My typing discrepancy procedure starts off with something like "REPEAT THE TYPING AND MAKE SURE YOU REALLY HAVE A PROBLEM!!!!!!!!" Did the tech do that? We seemed to remember her saying that (or did she say she repeated just the backtype) but she was at home sick the last two days and unavailable for comment. So where did that 3+ reaction with the anti-B come from? My best guess was reagent anti-D.

We do tube typings in racks, and prenumber the tubes for each typing (tube 1 for anti-A, tube 2 for anti-B etc). We may add the reagent antisera and RBCs to several sets of tubes in anticipation of imminent use but only do one typing at a time. Could she have added a drop of anti-D to tube #2 for that typing? How about other typings from that rack? If anti-D was in all the anti-B tubes, other discrepancies should have shown up. Her two previous typings done in the rack were routine O Pos. We retyped all the samples done that day, all were as they should be. So I decided to post this case, as a reminder that we sometimes make more work for ourselves than we need. I had my working hypothesis.

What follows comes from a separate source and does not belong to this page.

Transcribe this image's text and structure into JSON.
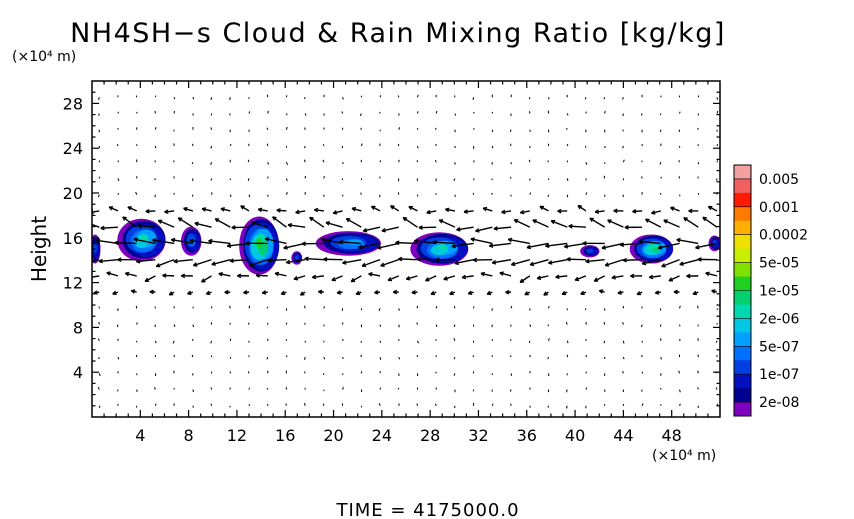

Until this morning, when she returned to work. Not only had she repeated the full typing, but on repeat she labeled 5 new tubes and added the reagents instead of using the next set from her prepared rack. She still got 3+ with anti-B. So the odds of her messing up twice the same way seemed very remote. She used the same patient RBC suspension for both typings. Could she have added anti-D to that tube? If so, the Rh control should have shown similar 3+ reactivity, and washing the cells should not have removed that or the reactivity with anti-B.

So, it's still a bit of a mystery. Forgive me if this is longwinded, but we serological detectives want to solve our puzzles. (I thought I had - twice.) It had to have been technical error of some sort, but I'll be da...ed if I can figure this out.